20/03/07

O Bom Alemão

Não acho que "O Bom Alemão" seja um anacronismo. Para além de o filme ser um exercício de estilo de um cinéfilo, é principalmente um filme pós-moderno, com todas as marcas de uma época em que a recriação e a citação são valorizadas a um expoente máximo. Há outros exemplos no cinema, o mais conhecido é o "Psico" de Gus van Sant. Neste caso, a homenagem a Hitchcock serve-se fria, feita de uma ironia e subversão que, de resto, já não estavam de todo ausentes do original filmado a preto-e-branco. O camp é sempre um objectivo para van Sant - e colorindo a película, o filme chega lá.

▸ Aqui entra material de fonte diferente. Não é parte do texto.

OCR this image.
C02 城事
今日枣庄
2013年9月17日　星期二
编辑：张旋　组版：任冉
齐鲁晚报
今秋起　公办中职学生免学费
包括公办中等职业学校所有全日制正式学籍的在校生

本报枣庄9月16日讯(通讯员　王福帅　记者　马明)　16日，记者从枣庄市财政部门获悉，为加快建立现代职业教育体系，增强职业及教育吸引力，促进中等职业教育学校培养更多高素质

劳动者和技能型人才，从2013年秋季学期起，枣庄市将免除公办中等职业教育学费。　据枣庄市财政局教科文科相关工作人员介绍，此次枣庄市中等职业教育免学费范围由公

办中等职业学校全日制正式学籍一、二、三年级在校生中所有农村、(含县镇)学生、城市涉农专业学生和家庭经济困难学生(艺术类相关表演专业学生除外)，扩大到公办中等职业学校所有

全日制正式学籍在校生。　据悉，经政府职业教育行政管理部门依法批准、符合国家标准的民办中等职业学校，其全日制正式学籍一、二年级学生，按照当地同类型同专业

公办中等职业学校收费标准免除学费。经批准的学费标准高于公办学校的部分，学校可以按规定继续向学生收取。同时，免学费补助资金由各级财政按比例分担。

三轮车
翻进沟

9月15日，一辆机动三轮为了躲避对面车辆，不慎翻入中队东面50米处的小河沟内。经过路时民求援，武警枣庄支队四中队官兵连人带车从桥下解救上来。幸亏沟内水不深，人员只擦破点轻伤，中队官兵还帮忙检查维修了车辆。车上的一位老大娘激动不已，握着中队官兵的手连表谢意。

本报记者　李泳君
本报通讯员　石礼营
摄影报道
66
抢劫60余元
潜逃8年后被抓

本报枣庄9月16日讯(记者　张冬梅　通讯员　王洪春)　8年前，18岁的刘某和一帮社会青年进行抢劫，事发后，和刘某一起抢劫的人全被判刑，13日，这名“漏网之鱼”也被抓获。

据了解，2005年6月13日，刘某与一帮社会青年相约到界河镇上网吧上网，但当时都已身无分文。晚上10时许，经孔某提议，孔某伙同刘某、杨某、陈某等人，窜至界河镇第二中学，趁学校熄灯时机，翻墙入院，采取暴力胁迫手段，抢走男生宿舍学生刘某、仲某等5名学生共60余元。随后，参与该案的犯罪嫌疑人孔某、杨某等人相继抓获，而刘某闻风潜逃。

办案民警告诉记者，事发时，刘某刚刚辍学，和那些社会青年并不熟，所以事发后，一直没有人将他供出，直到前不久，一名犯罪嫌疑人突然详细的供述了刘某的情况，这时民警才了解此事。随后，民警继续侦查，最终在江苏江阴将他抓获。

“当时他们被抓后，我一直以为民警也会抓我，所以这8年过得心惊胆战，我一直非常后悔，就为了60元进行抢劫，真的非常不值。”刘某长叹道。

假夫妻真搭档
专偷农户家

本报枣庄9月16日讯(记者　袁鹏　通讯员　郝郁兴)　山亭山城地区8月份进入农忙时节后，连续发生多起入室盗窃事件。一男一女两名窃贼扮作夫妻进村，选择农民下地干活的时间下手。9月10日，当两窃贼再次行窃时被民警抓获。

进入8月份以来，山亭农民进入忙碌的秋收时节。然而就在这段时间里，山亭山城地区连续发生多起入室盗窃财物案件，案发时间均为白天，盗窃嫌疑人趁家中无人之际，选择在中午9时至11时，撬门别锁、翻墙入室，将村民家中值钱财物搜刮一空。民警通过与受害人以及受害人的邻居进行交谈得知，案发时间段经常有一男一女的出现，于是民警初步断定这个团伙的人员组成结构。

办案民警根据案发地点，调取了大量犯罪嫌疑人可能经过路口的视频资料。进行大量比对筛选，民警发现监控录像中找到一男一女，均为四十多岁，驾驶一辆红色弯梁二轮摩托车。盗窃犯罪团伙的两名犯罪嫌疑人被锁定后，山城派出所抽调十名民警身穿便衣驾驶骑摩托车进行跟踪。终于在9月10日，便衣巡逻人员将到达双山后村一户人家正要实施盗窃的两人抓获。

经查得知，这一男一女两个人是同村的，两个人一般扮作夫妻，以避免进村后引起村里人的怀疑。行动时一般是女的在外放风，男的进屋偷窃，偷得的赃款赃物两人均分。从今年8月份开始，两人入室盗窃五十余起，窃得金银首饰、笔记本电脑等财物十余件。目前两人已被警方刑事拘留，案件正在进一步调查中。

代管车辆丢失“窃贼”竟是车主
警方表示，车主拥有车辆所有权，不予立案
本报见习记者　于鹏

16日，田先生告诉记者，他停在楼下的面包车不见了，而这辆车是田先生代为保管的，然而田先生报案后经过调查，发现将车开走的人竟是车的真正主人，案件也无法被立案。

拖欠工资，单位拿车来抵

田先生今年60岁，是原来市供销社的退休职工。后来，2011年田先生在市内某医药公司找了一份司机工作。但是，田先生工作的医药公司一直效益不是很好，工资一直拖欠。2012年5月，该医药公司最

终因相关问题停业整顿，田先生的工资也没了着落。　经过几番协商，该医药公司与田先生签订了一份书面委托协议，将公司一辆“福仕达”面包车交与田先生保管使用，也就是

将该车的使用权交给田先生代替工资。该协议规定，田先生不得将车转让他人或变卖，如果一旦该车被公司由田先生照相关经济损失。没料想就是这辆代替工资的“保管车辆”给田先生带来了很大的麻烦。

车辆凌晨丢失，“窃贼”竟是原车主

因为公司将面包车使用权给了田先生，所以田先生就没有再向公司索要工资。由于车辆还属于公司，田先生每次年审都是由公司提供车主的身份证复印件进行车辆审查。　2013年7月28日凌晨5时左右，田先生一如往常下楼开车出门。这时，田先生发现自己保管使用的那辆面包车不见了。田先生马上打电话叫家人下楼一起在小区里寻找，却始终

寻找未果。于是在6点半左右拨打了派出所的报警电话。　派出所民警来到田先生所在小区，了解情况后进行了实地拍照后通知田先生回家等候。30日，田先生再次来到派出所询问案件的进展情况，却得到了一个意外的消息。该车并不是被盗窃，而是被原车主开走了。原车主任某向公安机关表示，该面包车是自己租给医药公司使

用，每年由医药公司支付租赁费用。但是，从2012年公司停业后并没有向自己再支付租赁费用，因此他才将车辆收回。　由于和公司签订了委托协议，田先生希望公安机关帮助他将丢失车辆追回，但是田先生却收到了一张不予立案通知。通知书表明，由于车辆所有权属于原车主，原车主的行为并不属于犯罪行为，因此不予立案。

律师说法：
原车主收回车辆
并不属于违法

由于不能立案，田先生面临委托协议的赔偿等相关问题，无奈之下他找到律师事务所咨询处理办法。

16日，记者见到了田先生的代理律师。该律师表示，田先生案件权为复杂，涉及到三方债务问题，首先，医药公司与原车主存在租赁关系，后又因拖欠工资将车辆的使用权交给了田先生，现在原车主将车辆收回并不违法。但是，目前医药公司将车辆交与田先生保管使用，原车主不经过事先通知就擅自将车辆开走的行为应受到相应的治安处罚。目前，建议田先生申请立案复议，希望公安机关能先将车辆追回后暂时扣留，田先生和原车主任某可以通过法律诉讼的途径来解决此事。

"O Bom Alemão", por outro lado, é uma obra que se leva mais a sério. A subversão, para Sodebergh, deve limitar a irrisão que lhe está associada. Quando vemos a cena da partida no final, mimetizando "Casablanca", acreditamos mais na amargura cínica de "O Bom Alemão" do que no romantismo inverosímil do filme de Michael Curtiz. Do mesmo modo, a evocação da Berlim em ruínas não tem a motivação de cariz ideológico de "Alemanha, Ano Zero", de Rossellini. Já pensámos a guerra. Agora tornamo-la cenário de um tempo perdido. O filme de Rossellini meditava sobre a devastação, Soderbergh cita apenas os cenários, vazios de conteúdo histórico mas significativos do ponto de vista estético. O pastiche é assim uma forma de recriar a memória - primeiro, cinéfila, e depois a da realidade em si. Haverá outro modo de tornar a arte útil?